Akay Cemal

Ellerinden gelse Kıbrıs Türk halkını da dikenli tellerle sarmalayacaklar!







 Bu aralar gündemde olan ‘Taksim Sahası’nın bulunduğu mekâna eskiden ‘Cirit Hisarı’ da derlerdi. Taksim Sahası çok şeylere tanık oldu. Nice sevinçlere, nice kederlere! Dr. Küçük’ün, Denktaş’ın, Faik Müftüzade’nin, Ahmet Sami’nin, Defteralı’nın, Erol’ların, Erdoğan’ların, Veli’lerin ayak izleri var halen oralarda. Daha kimlerin yok ki! Tümünü saysak sütunlar sığmaz. Kaldı ki 21 Aralık 1963 olaylarında Mehmet Şevket Mertkan ve Hilmi Şevket Mertkan’ın kardeşleri ilk şehidimiz Salahi Şevket’in de yeriydi orası!  

   Osmanlı döneminde ‘Cirit Hisarı’ olarak anılan saha, 1958’deki Kıbrıs görüşmelerinde taksim tezinin gündeme gelmesiyle Kıbrıs Türk Halkının Varoluş ve Özgürlük Mücadelesi Lideri Dr. Fazıl Küçük tarafından ‘Taksim Sahası’ olarak isimlendirilmişti. Bunca yıl atıl durumda olan sahanın Türkiye Gençlik ve Spor Bakanlığı’nın finansmanıyla yenilenmesi ve antrenmanlara uygun hale getirilmesi memnuniyet yaratırken, BM Barış Gücü halkımızın sevincini kursağında bıraktı.

   Taksim Sahası konusu her platformda dile getirilirken, Cumhurbaşkanı Ersin Tatar, BM Barış Gücü’nün tarihi surlar üzerinde bulunan merdivenler kısmına yerleştirdiği dikenli tel örgüler ve demir çitlerin tarihi surlara zarar verdiğini, saha kenarlarında bulunan ve yine eski eser olarak kabul edilen tribünlere yerleştirilen varillerin de bu yapıya zarar verdiğini söyledi. Tatar, “BM’nin bu davranışı, sporun ruhuna ve olimpizm felsefesine uymadığı gibi, sporun evrenselliği düşünülmeden yapılan bir harekettir” dedi. Cumhurbaşkanı, sahanın ambargo ve izolasyonlar altında olan Kıbrıs Türk gençliğine Türkiye’nin bir hediyesi olduğunu belirtti.

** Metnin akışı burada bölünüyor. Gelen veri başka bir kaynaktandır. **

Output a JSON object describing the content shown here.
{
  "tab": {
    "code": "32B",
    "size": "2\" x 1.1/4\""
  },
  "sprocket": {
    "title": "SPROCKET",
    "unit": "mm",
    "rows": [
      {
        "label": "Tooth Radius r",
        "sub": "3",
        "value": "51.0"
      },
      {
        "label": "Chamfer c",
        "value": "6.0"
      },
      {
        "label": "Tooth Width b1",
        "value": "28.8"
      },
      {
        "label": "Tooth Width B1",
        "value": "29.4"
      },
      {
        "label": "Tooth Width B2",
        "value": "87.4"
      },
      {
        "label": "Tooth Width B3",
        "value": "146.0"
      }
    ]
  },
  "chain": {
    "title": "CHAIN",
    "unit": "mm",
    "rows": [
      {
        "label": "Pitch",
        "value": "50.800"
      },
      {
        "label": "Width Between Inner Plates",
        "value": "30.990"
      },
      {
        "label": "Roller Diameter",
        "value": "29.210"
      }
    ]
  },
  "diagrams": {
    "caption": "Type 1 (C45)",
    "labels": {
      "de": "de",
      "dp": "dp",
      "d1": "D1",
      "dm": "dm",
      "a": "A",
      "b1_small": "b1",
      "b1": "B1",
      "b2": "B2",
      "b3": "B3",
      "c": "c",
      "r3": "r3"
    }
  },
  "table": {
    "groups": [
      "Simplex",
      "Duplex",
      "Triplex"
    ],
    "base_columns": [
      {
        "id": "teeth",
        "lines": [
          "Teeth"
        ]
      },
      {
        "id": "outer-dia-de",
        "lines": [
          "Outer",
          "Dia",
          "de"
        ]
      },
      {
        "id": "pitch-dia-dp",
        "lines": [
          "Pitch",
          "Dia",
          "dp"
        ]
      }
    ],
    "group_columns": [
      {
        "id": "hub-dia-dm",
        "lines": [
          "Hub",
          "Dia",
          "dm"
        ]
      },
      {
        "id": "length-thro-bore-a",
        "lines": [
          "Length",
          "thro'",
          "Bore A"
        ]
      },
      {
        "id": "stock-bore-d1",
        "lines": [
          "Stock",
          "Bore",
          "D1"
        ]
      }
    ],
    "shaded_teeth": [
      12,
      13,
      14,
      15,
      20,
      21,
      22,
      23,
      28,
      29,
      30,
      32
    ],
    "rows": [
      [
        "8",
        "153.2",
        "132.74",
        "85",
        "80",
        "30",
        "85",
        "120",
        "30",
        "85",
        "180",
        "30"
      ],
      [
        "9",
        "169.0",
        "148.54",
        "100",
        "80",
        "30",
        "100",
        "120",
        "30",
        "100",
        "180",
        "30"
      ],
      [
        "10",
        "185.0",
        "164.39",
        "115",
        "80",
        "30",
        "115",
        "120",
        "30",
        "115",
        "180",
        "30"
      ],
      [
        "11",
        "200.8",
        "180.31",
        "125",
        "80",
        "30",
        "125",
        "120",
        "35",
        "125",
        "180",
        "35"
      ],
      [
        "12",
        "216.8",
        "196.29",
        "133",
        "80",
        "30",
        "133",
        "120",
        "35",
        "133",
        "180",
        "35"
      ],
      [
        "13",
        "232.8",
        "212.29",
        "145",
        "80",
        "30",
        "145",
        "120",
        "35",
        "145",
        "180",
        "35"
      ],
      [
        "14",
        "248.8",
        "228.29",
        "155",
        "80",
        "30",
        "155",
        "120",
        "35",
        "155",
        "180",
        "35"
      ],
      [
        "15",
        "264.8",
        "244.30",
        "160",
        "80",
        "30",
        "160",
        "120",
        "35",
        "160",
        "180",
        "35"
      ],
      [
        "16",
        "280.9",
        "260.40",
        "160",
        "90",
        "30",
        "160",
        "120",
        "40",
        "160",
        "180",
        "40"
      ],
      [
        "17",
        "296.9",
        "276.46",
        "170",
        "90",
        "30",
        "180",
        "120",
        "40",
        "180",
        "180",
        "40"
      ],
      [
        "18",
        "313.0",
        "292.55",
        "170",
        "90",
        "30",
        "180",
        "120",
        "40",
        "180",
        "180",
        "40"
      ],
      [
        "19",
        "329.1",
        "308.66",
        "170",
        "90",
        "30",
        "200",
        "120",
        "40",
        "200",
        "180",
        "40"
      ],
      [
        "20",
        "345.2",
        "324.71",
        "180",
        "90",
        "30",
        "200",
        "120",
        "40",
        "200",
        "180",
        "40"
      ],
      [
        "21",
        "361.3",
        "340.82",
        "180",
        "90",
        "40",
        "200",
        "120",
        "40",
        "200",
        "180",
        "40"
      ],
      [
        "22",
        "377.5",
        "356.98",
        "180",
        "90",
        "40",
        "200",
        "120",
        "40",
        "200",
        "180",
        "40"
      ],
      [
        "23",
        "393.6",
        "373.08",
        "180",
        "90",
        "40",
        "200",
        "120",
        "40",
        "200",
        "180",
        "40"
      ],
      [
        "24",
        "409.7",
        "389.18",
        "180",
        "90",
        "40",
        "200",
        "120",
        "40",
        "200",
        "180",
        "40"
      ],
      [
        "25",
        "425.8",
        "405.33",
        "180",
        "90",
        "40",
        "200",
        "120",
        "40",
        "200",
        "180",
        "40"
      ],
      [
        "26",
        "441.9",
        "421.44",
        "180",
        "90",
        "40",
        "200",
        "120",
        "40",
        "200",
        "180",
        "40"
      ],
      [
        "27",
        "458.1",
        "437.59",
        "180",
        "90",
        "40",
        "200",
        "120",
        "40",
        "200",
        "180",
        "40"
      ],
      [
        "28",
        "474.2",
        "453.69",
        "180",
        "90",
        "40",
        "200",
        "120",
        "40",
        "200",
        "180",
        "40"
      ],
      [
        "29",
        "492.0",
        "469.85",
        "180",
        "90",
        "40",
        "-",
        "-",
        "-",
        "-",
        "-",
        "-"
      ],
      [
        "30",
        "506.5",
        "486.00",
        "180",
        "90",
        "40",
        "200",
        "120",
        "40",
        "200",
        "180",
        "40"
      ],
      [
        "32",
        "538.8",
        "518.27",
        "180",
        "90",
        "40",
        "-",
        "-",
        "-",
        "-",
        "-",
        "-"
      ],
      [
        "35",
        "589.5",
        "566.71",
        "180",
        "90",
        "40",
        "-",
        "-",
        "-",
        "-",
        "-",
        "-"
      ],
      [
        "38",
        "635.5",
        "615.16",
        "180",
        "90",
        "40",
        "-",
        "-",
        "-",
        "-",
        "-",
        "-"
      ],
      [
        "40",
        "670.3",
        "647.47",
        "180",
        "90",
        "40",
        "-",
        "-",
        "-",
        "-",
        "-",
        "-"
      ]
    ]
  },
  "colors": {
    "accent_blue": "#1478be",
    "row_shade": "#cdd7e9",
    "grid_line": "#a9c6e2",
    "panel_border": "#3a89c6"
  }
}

   Ha; işte burada durmak gerek. Bu atıl sahayı finanse edip de spor yapılabilecek duruma Rum Yönetimi, ya da BM veya AB getirseydi, o sahada şölenler düzenlenir, kutlamalar yapılır, değil göbek, havai fişekler atılırdı. Ama finansmanı Türkiye yaptığından teşekkür bir yana, haksızlıklara sesini çıkarmayan çevreler, dikenli teller döşediği için BM’ye dolayısıyla Rum Yönetimi’ne teşekkür edecekler. Dikenli tel örgülerin çekilmesinde o denli mutlular ki, BM’nin davranışları üzerine ‘oh olsun’ da diyebiliyorlar. 

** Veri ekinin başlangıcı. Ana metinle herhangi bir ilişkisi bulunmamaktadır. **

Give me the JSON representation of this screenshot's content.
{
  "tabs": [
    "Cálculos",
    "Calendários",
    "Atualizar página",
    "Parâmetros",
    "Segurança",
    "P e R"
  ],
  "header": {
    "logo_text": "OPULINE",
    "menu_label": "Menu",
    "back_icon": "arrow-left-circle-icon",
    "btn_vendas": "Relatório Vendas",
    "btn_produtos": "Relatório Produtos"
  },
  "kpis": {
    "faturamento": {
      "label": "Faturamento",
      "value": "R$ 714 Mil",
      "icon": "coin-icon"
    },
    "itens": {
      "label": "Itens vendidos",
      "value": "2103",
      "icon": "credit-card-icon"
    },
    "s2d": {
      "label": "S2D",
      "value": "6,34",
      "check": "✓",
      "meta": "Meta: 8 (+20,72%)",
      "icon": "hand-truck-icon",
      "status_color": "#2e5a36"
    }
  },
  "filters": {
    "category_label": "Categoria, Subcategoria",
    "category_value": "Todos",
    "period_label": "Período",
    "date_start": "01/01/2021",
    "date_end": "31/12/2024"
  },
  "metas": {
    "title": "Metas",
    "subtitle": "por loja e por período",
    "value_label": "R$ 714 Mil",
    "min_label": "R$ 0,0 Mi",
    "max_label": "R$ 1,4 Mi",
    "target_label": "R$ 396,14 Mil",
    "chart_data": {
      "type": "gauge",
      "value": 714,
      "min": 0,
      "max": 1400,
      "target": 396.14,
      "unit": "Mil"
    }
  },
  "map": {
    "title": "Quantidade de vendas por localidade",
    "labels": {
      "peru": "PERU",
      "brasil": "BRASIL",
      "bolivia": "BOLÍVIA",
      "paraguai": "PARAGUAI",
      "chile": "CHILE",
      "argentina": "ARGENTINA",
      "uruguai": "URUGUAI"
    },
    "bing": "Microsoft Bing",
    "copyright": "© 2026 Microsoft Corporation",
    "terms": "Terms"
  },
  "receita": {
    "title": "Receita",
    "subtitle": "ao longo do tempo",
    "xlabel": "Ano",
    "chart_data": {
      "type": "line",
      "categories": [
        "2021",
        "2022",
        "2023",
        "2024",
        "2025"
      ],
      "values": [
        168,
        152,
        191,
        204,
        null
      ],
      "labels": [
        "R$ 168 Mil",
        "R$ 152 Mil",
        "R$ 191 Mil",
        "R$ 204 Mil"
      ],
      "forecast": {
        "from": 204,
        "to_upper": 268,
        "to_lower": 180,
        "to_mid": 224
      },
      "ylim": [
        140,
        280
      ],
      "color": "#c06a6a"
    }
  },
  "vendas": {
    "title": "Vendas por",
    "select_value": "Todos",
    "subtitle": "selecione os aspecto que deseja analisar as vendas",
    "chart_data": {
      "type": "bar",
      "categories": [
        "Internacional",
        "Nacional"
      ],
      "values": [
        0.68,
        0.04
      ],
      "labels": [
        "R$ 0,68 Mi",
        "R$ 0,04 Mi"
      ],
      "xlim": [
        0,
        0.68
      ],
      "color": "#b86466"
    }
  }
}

   Uzun lafın kısası, imkânları olsa ve ellerinden gelse BM ‘Barış Gücü’ ile birlikte, Kıbrıs Türk halkını da dikenli tellerle sarmalayacaklar ve ondan sonra da ‘icabına bakacaklar.’ 21 Aralık 1963’ten 20 Temmuz 1974 Barış Harekâtı’na kadar yapmadılar mı? Leymosun’da, Baf’ta, Lefkoşa’da, Larnaka’da ve tüm köylerimizde yapmadılar mı? Ama güçleri yetmiyor. Ellerine fırsat geçse kimsenin gözünün yaşına bakmazlar! Ayvasıl’da, Taşkent’te (Dohni), Atlılar, Muratağa, Sandallar ve diğer yerlerde olduğu gibi! Bosna’da yapmadılar mı? BM Barış Gücü, binlerce Müslüman Boşnak’ı ‘kurbanlık koyun’ misali Sırp kasaplara teslim etmedi mi?

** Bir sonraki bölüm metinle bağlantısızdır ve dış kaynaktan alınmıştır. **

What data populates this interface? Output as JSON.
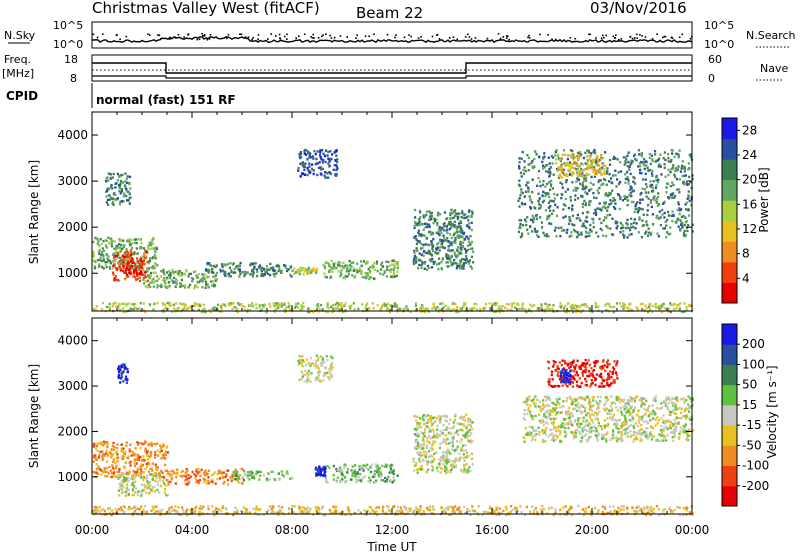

   Bunları bilerek, Taksim Sahası konusunda en ufak bir tavizin verilmesine karşı durulmalı, kararlı dik duruş sergilenmelidir.

                                                                                        ***

Özgüvenli-Toksöz-Zurnacılar-Çalıkuşu

   Son günlerde nice değerlerimizi yitirmenin üzüntüsü içerisindeyiz. Onlardan biri de, merhum Salahi Özgüvenli’nin kıymetli eşi Meral Özgüvenli idi. Tüm dost, akraba ve sevenlerine üzüntü ile duyuruldu. Evlatları Cemile Sevtap-Metin Alçıcı, Hasan-Aylin Özgüvenli, Fikri-Sevgül Özgüvenli, torunları Çağıl-Tuğçe Alçıcı, Meral Alçıcı, Tuğcan Elmas Dağman, Ekim, Salahi Barış ve Sim Özgüvenli, Gizem-Soner Aksüyek, torun çocuğu Roma Alçıcı, yokluğuna asla alışamayacakları fedakâr aile büyükleri Meral hanımın vefatından duydukları acının sonsuz olduğunu belirttiler, nur içinde yatmasını, mekânının cennet olmasını dilediler.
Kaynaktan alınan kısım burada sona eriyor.